Example of execution:
rng.nextBoolean <- (true,false,true)
A' = 3,4,6
B' = 5,2,8
Thanks.
def crossover[T](a: Seq[T], b: Seq[T], rs: Seq[Boolean]) =
(a, b, rs).zipped.map((x, y, z) => if (z) Seq(x, y) else Seq(y, x)).transpose
Use with Booleans as third argument:
scala> val Seq(a1, b1) = crossover(A, B, List(true, false, true))

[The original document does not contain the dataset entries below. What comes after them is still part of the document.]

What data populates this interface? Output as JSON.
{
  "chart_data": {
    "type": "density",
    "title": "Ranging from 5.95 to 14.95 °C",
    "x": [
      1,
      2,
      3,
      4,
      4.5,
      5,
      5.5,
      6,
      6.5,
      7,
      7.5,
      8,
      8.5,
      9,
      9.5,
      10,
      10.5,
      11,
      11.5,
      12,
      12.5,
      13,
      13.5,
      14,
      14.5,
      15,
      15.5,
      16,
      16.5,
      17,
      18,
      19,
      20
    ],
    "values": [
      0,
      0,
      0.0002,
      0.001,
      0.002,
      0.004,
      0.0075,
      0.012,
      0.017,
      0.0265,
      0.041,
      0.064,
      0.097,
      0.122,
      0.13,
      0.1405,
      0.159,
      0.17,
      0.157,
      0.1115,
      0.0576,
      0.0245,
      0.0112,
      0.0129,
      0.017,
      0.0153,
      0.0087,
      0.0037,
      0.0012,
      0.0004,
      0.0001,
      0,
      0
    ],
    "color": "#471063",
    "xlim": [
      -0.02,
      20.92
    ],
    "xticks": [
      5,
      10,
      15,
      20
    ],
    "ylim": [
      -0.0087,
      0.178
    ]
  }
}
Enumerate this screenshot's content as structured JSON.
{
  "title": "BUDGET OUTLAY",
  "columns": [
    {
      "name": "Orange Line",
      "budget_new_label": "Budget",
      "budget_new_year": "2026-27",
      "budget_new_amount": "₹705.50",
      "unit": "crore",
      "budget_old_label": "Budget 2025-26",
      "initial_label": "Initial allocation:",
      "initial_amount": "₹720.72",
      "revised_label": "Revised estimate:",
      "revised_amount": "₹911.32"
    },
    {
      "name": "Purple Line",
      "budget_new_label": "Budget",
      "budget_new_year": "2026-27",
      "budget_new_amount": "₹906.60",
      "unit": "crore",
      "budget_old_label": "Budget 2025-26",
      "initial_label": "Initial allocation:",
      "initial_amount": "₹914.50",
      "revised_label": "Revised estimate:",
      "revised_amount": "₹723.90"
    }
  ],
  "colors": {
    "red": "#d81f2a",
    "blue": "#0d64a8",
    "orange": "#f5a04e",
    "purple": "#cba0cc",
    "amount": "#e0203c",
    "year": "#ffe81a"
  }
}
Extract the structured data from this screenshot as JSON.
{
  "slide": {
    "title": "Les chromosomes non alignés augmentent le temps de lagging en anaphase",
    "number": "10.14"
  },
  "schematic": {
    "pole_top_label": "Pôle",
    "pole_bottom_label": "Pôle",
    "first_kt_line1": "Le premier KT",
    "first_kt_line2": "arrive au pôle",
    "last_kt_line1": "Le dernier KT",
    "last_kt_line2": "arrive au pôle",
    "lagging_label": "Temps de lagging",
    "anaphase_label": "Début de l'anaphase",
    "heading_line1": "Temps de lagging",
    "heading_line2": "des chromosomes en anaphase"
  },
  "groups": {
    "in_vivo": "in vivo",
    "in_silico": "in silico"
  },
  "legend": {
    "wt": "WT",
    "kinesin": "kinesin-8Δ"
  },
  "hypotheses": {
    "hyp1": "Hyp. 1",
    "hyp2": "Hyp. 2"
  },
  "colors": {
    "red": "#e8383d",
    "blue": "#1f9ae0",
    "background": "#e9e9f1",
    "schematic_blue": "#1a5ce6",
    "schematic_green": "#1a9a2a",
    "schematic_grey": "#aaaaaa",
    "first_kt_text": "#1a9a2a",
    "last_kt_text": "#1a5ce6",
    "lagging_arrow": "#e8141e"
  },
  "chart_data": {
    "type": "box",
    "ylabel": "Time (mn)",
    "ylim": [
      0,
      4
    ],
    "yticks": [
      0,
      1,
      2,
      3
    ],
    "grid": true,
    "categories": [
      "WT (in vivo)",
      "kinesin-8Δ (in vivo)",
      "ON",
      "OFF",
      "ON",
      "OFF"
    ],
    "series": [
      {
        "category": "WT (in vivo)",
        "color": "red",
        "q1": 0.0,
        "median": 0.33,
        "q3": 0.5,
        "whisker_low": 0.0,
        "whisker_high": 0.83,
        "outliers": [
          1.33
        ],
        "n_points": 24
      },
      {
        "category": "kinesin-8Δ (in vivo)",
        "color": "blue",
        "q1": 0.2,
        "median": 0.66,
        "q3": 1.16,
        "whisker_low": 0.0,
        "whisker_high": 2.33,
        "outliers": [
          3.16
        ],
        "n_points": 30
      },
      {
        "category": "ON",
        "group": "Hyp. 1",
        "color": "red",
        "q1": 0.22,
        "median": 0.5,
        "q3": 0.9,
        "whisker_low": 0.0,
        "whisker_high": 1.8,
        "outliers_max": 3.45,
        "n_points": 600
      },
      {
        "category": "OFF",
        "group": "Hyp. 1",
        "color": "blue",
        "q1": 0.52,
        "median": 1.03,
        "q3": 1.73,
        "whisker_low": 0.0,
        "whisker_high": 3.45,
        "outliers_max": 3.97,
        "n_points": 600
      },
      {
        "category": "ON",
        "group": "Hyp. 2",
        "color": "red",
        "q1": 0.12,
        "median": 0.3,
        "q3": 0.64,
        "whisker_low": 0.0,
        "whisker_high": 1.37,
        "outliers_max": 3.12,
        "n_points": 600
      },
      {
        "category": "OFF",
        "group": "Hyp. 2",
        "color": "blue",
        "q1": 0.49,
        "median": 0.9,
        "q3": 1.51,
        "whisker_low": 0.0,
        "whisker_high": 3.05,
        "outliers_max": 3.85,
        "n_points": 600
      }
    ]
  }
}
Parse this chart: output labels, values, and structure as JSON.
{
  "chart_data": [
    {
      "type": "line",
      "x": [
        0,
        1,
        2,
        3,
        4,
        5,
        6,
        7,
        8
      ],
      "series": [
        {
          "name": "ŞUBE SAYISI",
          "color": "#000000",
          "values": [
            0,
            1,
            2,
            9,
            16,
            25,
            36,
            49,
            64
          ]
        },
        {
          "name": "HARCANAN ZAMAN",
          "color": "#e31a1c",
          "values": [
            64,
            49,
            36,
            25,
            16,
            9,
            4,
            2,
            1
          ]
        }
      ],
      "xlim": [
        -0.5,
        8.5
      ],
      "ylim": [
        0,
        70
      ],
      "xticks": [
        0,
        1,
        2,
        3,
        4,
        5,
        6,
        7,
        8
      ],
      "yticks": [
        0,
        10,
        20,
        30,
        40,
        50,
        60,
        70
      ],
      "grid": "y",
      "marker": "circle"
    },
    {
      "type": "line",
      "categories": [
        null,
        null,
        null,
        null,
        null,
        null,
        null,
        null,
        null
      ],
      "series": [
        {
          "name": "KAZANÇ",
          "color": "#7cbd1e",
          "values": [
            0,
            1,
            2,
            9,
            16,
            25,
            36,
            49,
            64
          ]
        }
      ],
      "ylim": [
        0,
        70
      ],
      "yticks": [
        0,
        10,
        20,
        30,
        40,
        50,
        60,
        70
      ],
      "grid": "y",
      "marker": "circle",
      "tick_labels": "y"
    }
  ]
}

a1: Seq[Int] = Vector(5, 2, 8)
b1: Seq[Int] = Vector(3, 4, 6)
If you want it with a default sequence of Booleans, you could provide a default argument like this:
def crossover[T](a: Seq[T], b: Seq[T], rs: Seq[Boolean] = {
val rng = new util.Random
Stream.continually(rng.nextBoolean) }) =
(a, b, rs).zipped.map((x, y, z) => if (z) Seq(x, y) else Seq(y, x)).transpose
Wow, where's all this code coming from? Here:
val (a1, b1) = A zip B map (t => if (util.Random.nextBoolean) t.swap else t) unzip
There, that's all.
If you already have a list of random booleans, you can do this:
val (a1, b1) = A zip B zip C map { case (t, flag) => if (flag) t.swap else t } unzip
import scala.util.Random
val A = IndexedSeq(5,4,8)
val B = IndexedSeq(3,2,6)
def crossover[T](rng: Random)(a: Seq[T], b: Seq[T]): (Seq[T],Seq[T]) = {
if (a.isEmpty && b.isEmpty) return (Nil,Nil)
val (aTailCrossover,bTailCrossover) = crossover(rng)(a.tail,b.tail)
if (rng.nextBoolean) (b.head +: aTailCrossover, a.head +: bTailCrossover)
else (a.head +: aTailCrossover, b.head +: bTailCrossover)
}
println(crossover(new Random)(A,B))
def rndCombi [T] (a: Seq[T], b: Seq[T]): Seq[T] = {
if (a.size != b.size) sys.error ("sizes don't match: a:" + a.size + " != b: " + b.size)
val rnd = util.Random
val max = (math.pow (2, a.size)).toInt
val r = rnd.nextInt (max)
def pick (a: Seq[T], b: Seq[T], r: Int) : List[T] = {
if (a.size == 0) Nil else
if (r % 2 == 0) a.head :: pick (a.tail , b.tail, r/2) else
b.head :: pick (a.tail , b.tail, r/2)
}
// print all combinations for testing:
// (0 until max).map (i => println (pick (a, b, i).mkString ("-")))
pick (a, b, r).toSeq
}
// I choosed different values for easy testing:
val a = IndexedSeq (7, 8, 9)
val b = IndexedSeq (1, 2, 3)
println (rndCombi (a, b).mkString (" "))
println (rndCombi (a, b.tail).mkString (" "))
Initializing util.Random each time is of course not very clever, if done frequently. So for production code you would rearrange the code.
If you don't restrict the input to 2 sequences, it get's more interesting. Here we go:
def rndCombi [T] (s: Seq[Seq[T]]): Seq[T] = {
val outer = s.size
val inner = s(0).size
val rnd = util.Random
val max = (math.pow (outer, inner)).toInt
val r = rnd.nextInt (max)
def pick (s: Seq[Seq[T]], r: Int, pos: Int = 0) : List[T] =
if (pos == inner) Nil
else s(r % inner)(pos) :: pick (s, r/inner, pos + 1)
// print all combinations for testing:
(0 until max).map (i => println (pick (s, i).mkString ("-")))
println ()
pick (s, r).toSeq
}
val a = IndexedSeq (1, 2, 3)
val b = IndexedSeq (4, 5, 6)
val c = IndexedSeq (7, 8, 9)
println (rndCombi (Seq (a, b, c)).mkString (" "))
The second solution can, of course, be used for 2 sequences as well.